In any case, life goes on, eh? Back to the same grind, in the same shelter, on the same planet. When I woke up this morning it was snowing like crazy. I watched the flakes fall as I sipped my first cup of coffee and felt a sense of peace and contentment despite Jemma’s sad passing. I always loved winter. It does something for my soul, something soothing. It’s not just beautiful, but also silent. Growing up with severe anxiety, I found thunder to be so jarring, so triggering. In winter, there is no thunder. No loud booms in which to shock me awake. No flashes of light to startle me from my daydreams. Perhaps that’s one of the reasons I find it so comforting. Then there are the comforts that come with the season. A hot cup of cider as you sit fireside. The smell of wood smoke filling the air and settling on all your fuzzy sweaters. The games played in the powder, snowball fights and igloo making and the like. I think that’s the main reason I took this assignment, the constant winter weather. I could have chosen more active postings, postings within the core worlds but that’s always too high stress. Out here, its just me, robotic company excluded.
Ah, that’s the analyzer. It looks like it just finished its work on the batch of thorn kelp Jemma had gathered the day before her passing.
Computer, read off the results of the study.

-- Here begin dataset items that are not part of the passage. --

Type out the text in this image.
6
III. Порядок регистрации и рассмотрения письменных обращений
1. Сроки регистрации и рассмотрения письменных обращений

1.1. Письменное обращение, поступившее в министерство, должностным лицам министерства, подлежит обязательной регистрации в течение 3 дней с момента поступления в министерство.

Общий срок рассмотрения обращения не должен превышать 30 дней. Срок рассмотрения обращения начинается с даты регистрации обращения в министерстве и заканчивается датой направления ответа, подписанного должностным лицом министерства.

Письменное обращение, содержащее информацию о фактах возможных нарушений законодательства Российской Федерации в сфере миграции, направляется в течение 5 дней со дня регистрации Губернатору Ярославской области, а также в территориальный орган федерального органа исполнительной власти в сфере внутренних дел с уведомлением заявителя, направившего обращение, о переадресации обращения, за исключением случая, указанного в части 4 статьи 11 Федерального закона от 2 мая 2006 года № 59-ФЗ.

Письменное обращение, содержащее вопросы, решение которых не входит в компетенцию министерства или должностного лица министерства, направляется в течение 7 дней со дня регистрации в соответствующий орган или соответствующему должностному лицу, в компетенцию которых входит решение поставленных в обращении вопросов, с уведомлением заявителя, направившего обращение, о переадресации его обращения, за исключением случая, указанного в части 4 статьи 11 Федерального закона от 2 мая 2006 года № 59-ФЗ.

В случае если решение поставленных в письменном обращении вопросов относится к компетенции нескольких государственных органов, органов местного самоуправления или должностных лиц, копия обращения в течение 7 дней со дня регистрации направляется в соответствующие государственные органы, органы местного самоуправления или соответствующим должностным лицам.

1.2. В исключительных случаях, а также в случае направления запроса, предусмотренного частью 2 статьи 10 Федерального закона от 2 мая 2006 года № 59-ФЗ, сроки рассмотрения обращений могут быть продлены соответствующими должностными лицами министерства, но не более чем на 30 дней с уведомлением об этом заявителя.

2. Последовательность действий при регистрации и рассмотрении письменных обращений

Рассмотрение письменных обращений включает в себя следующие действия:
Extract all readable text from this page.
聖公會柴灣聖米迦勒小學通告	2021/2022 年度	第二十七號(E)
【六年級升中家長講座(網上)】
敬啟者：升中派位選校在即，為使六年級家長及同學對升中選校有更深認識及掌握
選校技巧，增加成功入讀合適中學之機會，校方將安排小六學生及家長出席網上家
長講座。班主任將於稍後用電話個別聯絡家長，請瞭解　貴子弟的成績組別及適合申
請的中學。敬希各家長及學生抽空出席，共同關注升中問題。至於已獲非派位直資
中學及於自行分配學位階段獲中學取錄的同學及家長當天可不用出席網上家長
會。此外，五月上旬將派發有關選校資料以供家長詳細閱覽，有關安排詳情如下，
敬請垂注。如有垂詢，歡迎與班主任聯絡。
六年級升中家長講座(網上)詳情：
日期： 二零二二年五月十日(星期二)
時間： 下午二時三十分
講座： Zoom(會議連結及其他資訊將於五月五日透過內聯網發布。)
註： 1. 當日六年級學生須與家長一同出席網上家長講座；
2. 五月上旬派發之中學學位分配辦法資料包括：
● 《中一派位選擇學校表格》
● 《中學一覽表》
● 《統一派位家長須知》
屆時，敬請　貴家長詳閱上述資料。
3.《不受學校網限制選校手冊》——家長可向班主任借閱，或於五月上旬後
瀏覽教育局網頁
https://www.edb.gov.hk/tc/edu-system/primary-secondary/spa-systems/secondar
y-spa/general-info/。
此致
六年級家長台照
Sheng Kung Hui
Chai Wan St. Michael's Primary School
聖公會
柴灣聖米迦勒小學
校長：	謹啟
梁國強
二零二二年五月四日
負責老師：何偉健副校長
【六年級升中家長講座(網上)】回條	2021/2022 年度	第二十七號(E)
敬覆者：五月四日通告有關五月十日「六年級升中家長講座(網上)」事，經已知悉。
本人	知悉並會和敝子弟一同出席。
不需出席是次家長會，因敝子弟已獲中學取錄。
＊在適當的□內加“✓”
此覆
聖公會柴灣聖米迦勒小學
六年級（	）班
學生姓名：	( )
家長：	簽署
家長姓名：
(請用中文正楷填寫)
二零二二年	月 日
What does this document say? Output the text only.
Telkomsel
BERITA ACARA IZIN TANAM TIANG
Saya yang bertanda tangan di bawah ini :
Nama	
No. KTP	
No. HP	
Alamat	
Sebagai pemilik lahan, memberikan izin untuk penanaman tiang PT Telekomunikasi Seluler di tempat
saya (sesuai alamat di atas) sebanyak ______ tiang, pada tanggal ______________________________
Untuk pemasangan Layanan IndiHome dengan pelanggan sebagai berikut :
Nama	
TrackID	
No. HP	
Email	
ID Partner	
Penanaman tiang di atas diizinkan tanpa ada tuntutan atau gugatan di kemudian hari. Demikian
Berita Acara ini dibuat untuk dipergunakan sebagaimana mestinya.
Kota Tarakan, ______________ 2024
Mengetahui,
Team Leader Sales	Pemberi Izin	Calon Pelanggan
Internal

“Yes, Jax. According to the analyzer, there are no compounds within the thorn kelp samples that would aid in the curing of the Galactic Plague. It did, however, find several compounds useful in fighting inflammation and fatigue.”
That’s about what I though. Thank you, computer. Go ahead and empty the analyzer so I can prepare the next batch of samples.”
“Clearing sample tray. Sample tray is ready for use.”
I swear if we ever find a cure it will be a miracle. This disease flies in the face of thousands of years of medical knowledge, of everything we thought we knew about contagions. Hmm, lets see if this clipping of ice shroom will fare any better.
Computer, begin analysis.
Oh, and raise the salinity of the soil in hydroponics. I noticed the last batch of snowtatoes were a bit off.
“Salinity will be raised by 0.5 percent”
Excellent. Now then, coffee bot!
Pour me a cup. I feel like watching the snow fall with something warm in my hands.